HRSについて / HRS

音楽をよりよい音で聴こうとするオーディオファイルのみなさんは、音質、サウンドステージの追求に努力を惜しまないはずです。機器を変更するまでもなく、多くの改善点がみつかることがあるでしょう。たとえば、システムの配置、ケーブルの選択、AC電源への配慮、リスニングルームの構造など。しかし、思い通りに改善されるとは限りません。機器やケーブルの相性などで、なかなか思い通りに達成されないとお悩みのかたがたも多いと思います。

HRS(ハーモニック・レゾリューション・システムズ) は、機器の性能を最大限に引き出すためのオーディオツールです。創設者のマイク・ラトヴィス氏の発想とキャリアによって積み重ねた知識が特許となり、製品化の根底になっています。氏は航空機、軍用車両などの共振対策特許技術(*1)を基に、オーディオシステムにおいて革命的な共振対策システムを提供しようと、HRSを1999年にニューヨーク州で設立しました。

その材料のひとつが独自に開発した何種類かの有機化合重合体(ポリマー)で、アルミ、天然石などとの組合せによって、オーディオ再生に有害な振動を分散・吸収します。さらには、これらの材料のおかげで、私たちは旅客機キャビンの中で静かな旅が楽しめるのです。

オーディオ再生において、元が小さな振動であっても増幅されると演奏・音質を傷つけてしまいます。振動源は、機器自体のシャーシから発せられるノイズと内部回路からのノイズで(自家発生ノイズ)、その周波数は広範囲にわたります。加えて、スピーカーから発せられる音による振動、床や壁からの反射による定在波が振動(空気伝搬ノイズ)となり、これらがオーディオ機器シャーシの内部に入り込み、せっかく受け取った純粋無垢な音楽信号を増幅過程で汚してしまいます。

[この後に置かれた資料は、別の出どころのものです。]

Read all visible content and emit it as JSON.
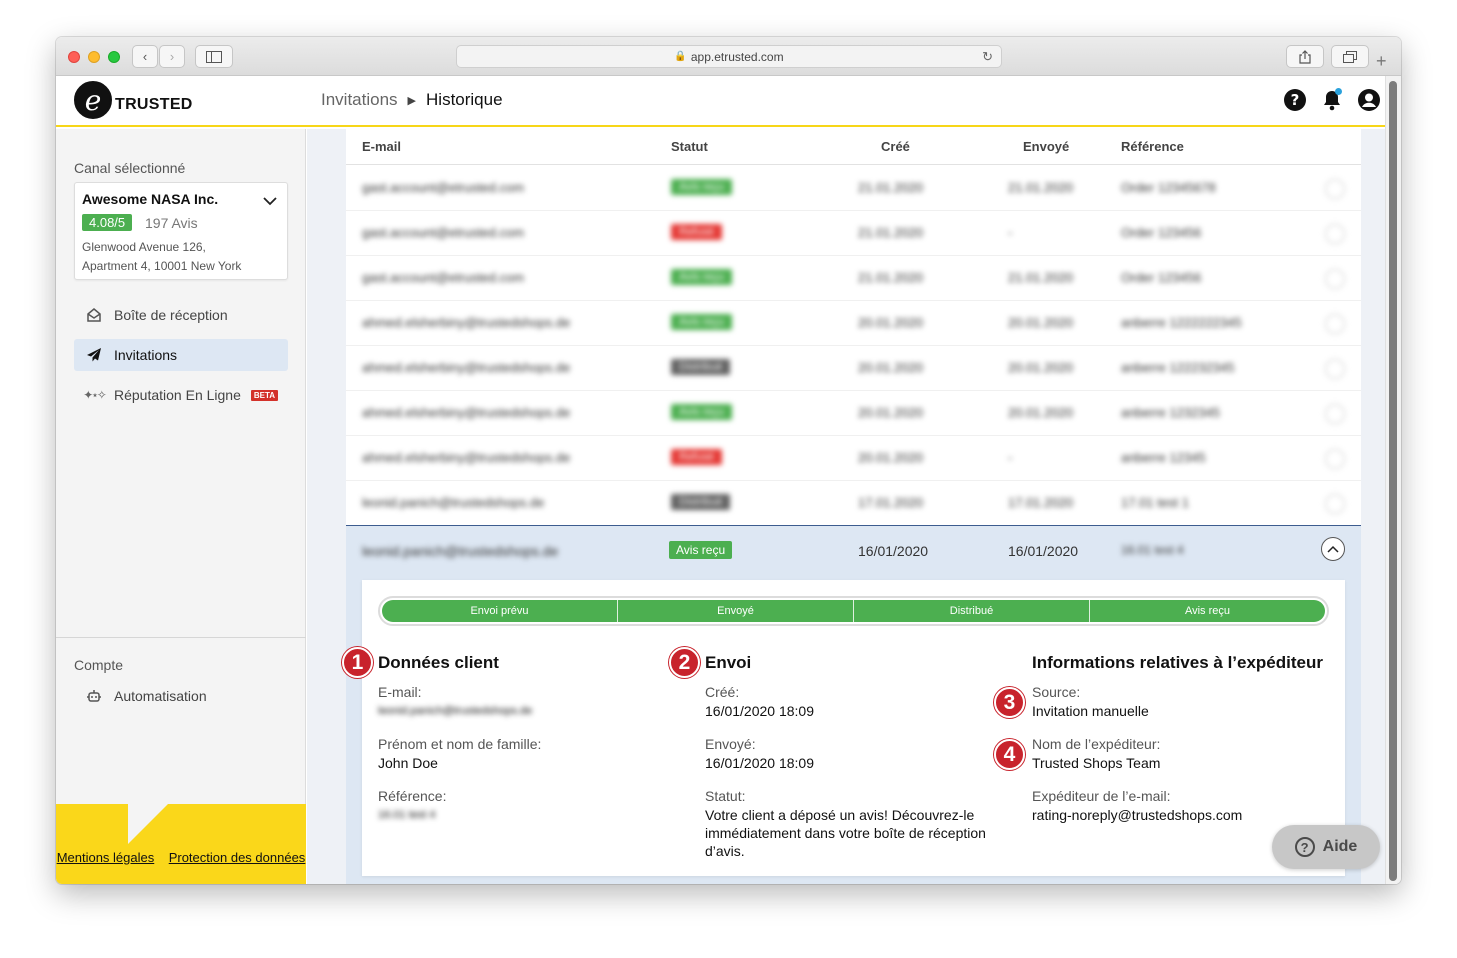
{
  "browser": {
    "url": "app.etrusted.com"
  },
  "header": {
    "logo_letter": "e",
    "logo_text": "TRUSTED",
    "breadcrumb": [
      "Invitations",
      "Historique"
    ]
  },
  "sidebar": {
    "channel_label": "Canal sélectionné",
    "shop": {
      "name": "Awesome NASA Inc.",
      "score": "4.08/5",
      "reviews": "197 Avis",
      "address_line1": "Glenwood Avenue 126,",
      "address_line2": "Apartment 4, 10001 New York"
    },
    "items": [
      {
        "label": "Boîte de réception",
        "icon": "inbox-icon"
      },
      {
        "label": "Invitations",
        "icon": "paper-plane-icon"
      },
      {
        "label": "Réputation En Ligne",
        "icon": "stars-icon",
        "badge": "BETA"
      }
    ],
    "account_label": "Compte",
    "account_items": [
      {
        "label": "Automatisation",
        "icon": "robot-icon"
      }
    ],
    "footer": {
      "legal": "Mentions légales",
      "privacy": "Protection des données"
    }
  },
  "table": {
    "columns": [
      "E-mail",
      "Statut",
      "Créé",
      "Envoyé",
      "Référence"
    ],
    "blurred_rows": [
      {
        "email": "gast.account@etrusted.com",
        "status": "Avis reçu",
        "status_color": "#4caf50",
        "created": "21.01.2020",
        "sent": "21.01.2020",
        "reference": "Order 12345678"
      },
      {
        "email": "gast.account@etrusted.com",
        "status": "Refusé",
        "status_color": "#e53935",
        "created": "21.01.2020",
        "sent": "-",
        "reference": "Order 123456"
      },
      {
        "email": "gast.account@etrusted.com",
        "status": "Avis reçu",
        "status_color": "#4caf50",
        "created": "21.01.2020",
        "sent": "21.01.2020",
        "reference": "Order 123456"
      },
      {
        "email": "ahmed.elsherbiny@trustedshops.de",
        "status": "Avis reçu",
        "status_color": "#4caf50",
        "created": "20.01.2020",
        "sent": "20.01.2020",
        "reference": "anberre 1222222345"
      },
      {
        "email": "ahmed.elsherbiny@trustedshops.de",
        "status": "Distribué",
        "status_color": "#616161",
        "created": "20.01.2020",
        "sent": "20.01.2020",
        "reference": "anberre 122232345"
      },
      {
        "email": "ahmed.elsherbiny@trustedshops.de",
        "status": "Avis reçu",
        "status_color": "#4caf50",
        "created": "20.01.2020",
        "sent": "20.01.2020",
        "reference": "anberre 1232345"
      },
      {
        "email": "ahmed.elsherbiny@trustedshops.de",
        "status": "Refusé",
        "status_color": "#e53935",
        "created": "20.01.2020",
        "sent": "-",
        "reference": "anberre 12345"
      },
      {
        "email": "leonid.panich@trustedshops.de",
        "status": "Distribué",
        "status_color": "#616161",
        "created": "17.01.2020",
        "sent": "17.01.2020",
        "reference": "17.01 test 1"
      }
    ],
    "expanded_row": {
      "email": "leonid.panich@trustedshops.de",
      "status": "Avis reçu",
      "created": "16/01/2020",
      "sent": "16/01/2020",
      "reference": "16.01 test 4"
    }
  },
  "detail": {
    "steps": [
      "Envoi prévu",
      "Envoyé",
      "Distribué",
      "Avis reçu"
    ],
    "customer": {
      "number": "1",
      "title": "Données client",
      "email_label": "E-mail:",
      "email_value": "leonid.panich@trustedshops.de",
      "name_label": "Prénom et nom de famille:",
      "name_value": "John Doe",
      "reference_label": "Référence:",
      "reference_value": "16.01 test 4"
    },
    "sending": {
      "number": "2",
      "title": "Envoi",
      "created_label": "Créé:",
      "created_value": "16/01/2020 18:09",
      "sent_label": "Envoyé:",
      "sent_value": "16/01/2020 18:09",
      "status_label": "Statut:",
      "status_value": "Votre client a déposé un avis! Découvrez-le immédiatement dans votre boîte de réception d’avis."
    },
    "sender": {
      "title": "Informations relatives à l’expéditeur",
      "source_number": "3",
      "source_label": "Source:",
      "source_value": "Invitation manuelle",
      "name_number": "4",
      "name_label": "Nom de l’expéditeur:",
      "name_value": "Trusted Shops Team",
      "email_label": "Expéditeur de l’e-mail:",
      "email_value": "rating-noreply@trustedshops.com"
    }
  },
  "help_button": "Aide"
}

ここに、ある評論家が取ったデータがあります。ヨーロッパで定評のある、厚い木製の棚板をスパイクでサポートするラックと、HRSアイソレーションベースによる効果の比較です。まず、ラックの棚板にアナログプレーヤーを置き、レコードに針を降ろし、ディスクを回転させずに1mの距離から100dBの音圧で20〜20kHzのスィープノイズをスピーカーから発します。音波はターンテーブルに振動を発生させ、カートリッジが拾ったフォノアンプから出力を観測しました。ディスクは回転していないので、モーターによるランブルは無く、共振はターンテーブルやアーム固有のもので、それがどのくらい深く抑えられるか、がポイントです。

以下のグラフがその結果で、アイソレーションベースを介してラックにターンテーブルを置いた場合には、共振ノイズが大きく改善されていることがわかります。

graph

楽器同士の重なり具合、厚みと奥行き、テクスチュアが再現され、一音一音が明瞭になったこと、楽器のハーモニックスをはっきりと聴き取ることが出来るようになりました。

ラック本体が共振しないように各メーカーは工夫をしてきましたが、アンプなどは空気伝搬ノイズによってもパネルやシャーシが振動します。大切なことはラック本体のみならず、そこに搭載されている機器がスピーカーからの音によってどのような影響を受けてしまうかです。この評論家は実際にスピーカーからの音がどのように機器に影響を与え、それを排除するにはどうすればよいかのヒントを発表したのでした。HRSはスピーカーの音波による振動をアースに落とし、その振動を分散、吸収することによってノイズの無い本来の音楽を再生しようとするシステムなのです。

HRSとは「和音解析システム」という名称であり、その名の通り音楽をあるがままに再現するためのツールです。

HRSは、各アイテムを単体で使用してもノイズレベルの低下に効果がありますが、システムとして複合的に使用することによって、さらにその効果を高めることが出来ます。多くのユーザーとオーディオデザイナーによって効果が確かめられている製品であり、客観的データによってその効能が証明されています。オーディオシステムに加えるだけで音質の向上が聴き取れる、優れた共振対策システムです。

注*1 ロチェスター工科大学での研究をベースに、原子力発電所に関わるユナイテッド・エンジニアーズ&コンストラクターズ社、ロード社とエンダインエアロスペース研究開発部門など35年間に渡る共振分離対策のキャリアを持っています。